3. Detailed Bot Traffic
While the first query gives a high-level split, this one dives deeper into which specific bots are accessing your site. It groups traffic by the full user agent string for identified bots.
SELECT
user_agent,
COUNT(*) as requests,
COUNT(DISTINCT request_ip) as unique_ips,
SUM(bytes) as total_bytes
FROM cloudfront_logs
WHERE date >= CURRENT_DATE - INTERVAL '7' DAY
AND (
LOWER(user_agent) LIKE '%bot%' OR
LOWER(user_agent) LIKE '%spider%' OR
LOWER(user_agent) LIKE '%crawler%' OR
LOWER(user_agent) LIKE '%slurp%' OR
LOWER(user_agent) LIKE '%ahrefsbot%' OR
LOWER(user_agent) LIKE '%googlebot%' OR
LOWER(user_agent) LIKE '%bingbot%' OR
LOWER(user_agent) LIKE '%semrushbot%' OR
LOWER(user_agent) LIKE '%anthropic-ai%' OR
LOWER(user_agent) LIKE '%applebot%' OR
LOWER(user_agent) LIKE '%bytespider%' OR
LOWER(user_agent) LIKE '%ccbot%' OR
LOWER(user_agent) LIKE '%chatgpt-user%' OR
LOWER(user_agent) LIKE '%claudebot%' OR
LOWER(user_agent) LIKE '%claude-web%' OR
LOWER(user_agent) LIKE '%cohere-ai%' OR
LOWER(user_agent) LIKE '%diffbot%' OR
LOWER(user_agent) LIKE '%facebookbot%' OR
LOWER(user_agent) LIKE '%google-extended%' OR
LOWER(user_agent) LIKE '%gptbot%' OR
LOWER(user_agent) LIKE '%linkedinbot%' OR
LOWER(user_agent) LIKE '%omgili%' OR
LOWER(user_agent) LIKE '%perplexitybot%' OR
LOWER(user_agent) LIKE '%yandex%' OR
LOWER(user_agent) LIKE '%duckduckbot%' OR
LOWER(user_agent) LIKE '%baiduspider%' OR
LOWER(user_agent) LIKE '%exabot%' OR
LOWER(user_agent) LIKE '%facebot%' OR
LOWER(user_agent) LIKE '%ia_archiver%'
)
GROUP BY user_agent
ORDER BY requests DESC
LIMIT 100;
Implementation
These queries are added to the queries
array within the LoggingConstruct
class in apps/infra/lib/constructs/logging-construct.ts
. The CDK automatically creates CfnNamedQuery
resources for each definition, making them readily available in the Athena console under the specified workgroup.

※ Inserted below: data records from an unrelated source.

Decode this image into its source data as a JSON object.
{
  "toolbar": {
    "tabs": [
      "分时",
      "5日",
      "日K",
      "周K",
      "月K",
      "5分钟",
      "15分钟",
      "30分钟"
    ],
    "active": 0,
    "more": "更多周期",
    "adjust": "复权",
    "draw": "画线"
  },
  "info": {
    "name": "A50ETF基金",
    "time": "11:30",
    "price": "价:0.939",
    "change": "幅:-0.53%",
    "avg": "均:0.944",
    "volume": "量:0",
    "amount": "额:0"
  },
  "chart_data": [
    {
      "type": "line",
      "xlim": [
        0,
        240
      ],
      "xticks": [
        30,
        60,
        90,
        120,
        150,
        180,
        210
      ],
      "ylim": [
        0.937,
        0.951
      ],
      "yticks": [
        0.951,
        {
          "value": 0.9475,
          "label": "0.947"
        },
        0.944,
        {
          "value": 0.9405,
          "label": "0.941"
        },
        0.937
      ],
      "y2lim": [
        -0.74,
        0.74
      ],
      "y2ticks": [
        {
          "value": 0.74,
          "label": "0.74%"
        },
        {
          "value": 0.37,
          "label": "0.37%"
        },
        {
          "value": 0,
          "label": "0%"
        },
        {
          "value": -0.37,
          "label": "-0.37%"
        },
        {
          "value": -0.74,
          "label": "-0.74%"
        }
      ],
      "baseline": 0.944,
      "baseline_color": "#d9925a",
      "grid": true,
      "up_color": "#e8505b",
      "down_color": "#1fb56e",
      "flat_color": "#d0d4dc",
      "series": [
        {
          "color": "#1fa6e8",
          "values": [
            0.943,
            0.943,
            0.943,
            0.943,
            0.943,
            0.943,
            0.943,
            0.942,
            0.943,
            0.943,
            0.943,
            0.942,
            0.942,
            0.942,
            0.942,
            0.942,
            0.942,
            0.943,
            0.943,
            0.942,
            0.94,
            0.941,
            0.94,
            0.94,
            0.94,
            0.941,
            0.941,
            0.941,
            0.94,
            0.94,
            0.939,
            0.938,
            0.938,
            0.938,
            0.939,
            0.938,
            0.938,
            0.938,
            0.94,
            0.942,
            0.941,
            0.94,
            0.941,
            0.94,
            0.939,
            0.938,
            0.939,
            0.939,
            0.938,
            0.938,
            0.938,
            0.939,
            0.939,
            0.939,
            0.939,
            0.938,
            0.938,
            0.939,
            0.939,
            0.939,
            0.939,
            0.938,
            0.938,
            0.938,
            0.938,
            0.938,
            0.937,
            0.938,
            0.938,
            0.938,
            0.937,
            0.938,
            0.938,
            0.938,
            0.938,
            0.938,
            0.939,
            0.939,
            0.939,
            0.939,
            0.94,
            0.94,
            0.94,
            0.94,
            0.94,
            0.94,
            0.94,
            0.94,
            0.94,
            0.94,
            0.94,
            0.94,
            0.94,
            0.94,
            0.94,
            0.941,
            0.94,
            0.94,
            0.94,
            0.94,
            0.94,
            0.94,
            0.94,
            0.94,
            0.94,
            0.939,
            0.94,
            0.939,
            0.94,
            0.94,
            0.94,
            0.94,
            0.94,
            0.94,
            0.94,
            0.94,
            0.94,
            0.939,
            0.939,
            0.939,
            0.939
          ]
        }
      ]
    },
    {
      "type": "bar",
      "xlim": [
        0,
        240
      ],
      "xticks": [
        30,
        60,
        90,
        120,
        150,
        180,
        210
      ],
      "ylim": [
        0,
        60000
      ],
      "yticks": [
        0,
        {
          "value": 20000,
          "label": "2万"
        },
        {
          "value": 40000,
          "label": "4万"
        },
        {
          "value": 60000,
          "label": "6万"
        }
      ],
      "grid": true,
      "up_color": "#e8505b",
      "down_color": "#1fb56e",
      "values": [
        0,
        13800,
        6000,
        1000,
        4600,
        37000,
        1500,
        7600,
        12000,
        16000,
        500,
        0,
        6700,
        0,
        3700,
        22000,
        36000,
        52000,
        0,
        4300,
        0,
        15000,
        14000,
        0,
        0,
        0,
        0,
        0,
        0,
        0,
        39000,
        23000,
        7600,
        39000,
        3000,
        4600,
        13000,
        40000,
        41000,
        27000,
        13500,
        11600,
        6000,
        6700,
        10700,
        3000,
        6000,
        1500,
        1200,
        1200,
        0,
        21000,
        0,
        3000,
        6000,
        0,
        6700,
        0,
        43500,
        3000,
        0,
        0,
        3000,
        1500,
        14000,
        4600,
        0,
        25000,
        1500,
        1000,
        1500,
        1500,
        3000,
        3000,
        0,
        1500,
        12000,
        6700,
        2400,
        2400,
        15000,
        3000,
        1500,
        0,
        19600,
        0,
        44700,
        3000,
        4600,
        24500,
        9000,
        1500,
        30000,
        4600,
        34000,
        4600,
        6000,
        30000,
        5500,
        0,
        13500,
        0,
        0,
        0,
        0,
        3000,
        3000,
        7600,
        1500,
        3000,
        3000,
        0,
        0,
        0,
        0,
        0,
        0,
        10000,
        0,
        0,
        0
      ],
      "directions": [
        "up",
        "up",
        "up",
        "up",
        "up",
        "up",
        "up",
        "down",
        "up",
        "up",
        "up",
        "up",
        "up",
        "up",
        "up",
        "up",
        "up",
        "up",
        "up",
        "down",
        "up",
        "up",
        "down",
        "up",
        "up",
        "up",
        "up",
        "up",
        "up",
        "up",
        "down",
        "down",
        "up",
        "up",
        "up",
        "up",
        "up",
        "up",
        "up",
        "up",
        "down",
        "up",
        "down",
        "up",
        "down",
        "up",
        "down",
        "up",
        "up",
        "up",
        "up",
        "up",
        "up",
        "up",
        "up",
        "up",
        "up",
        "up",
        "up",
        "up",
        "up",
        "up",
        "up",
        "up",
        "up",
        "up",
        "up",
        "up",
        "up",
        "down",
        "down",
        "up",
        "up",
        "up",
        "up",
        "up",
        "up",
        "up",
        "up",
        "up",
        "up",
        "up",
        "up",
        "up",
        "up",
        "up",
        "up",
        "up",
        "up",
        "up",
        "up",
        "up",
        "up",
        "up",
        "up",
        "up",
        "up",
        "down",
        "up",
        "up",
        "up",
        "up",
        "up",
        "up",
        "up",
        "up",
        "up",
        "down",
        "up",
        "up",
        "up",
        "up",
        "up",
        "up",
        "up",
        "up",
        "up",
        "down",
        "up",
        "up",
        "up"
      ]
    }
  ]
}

// Example snippet from logging-construct.ts
const queries = [
// ... other queries ...
{
name: `Bot vs Human Analysis - ${props.environment}`,
description: `Analyzes traffic source (Bot vs Human)...`,
query: `... SQL ...`,
},
{
name: `Referrer Analysis - ${props.environment}`,
description: `Shows top external referring domains...`,
query: `... SQL ...`,
},
{
name: `Detailed Bot Traffic - ${props.environment}`,
description: `Shows request counts for specific known bot user agents...`,
query: `... SQL ...`,
},
];
queries.forEach((queryDef, index) => {
new CfnNamedQuery(this, `SavedQuery${index}`, {
database: database.ref,
description: queryDef.description,
name: queryDef.name,
queryString: queryDef.query,
workGroup: workgroup.name,
});
});
Conclusion
By adding these targeted queries, we can now get a much clearer picture of our blog's traffic composition. We can distinguish bot traffic, understand external referral sources, and identify specific crawler activity. This enhanced visibility allows for better decision-making regarding content strategy, performance optimization, and security monitoring. Remember to periodically review and update the bot user agent lists as new crawlers emerge.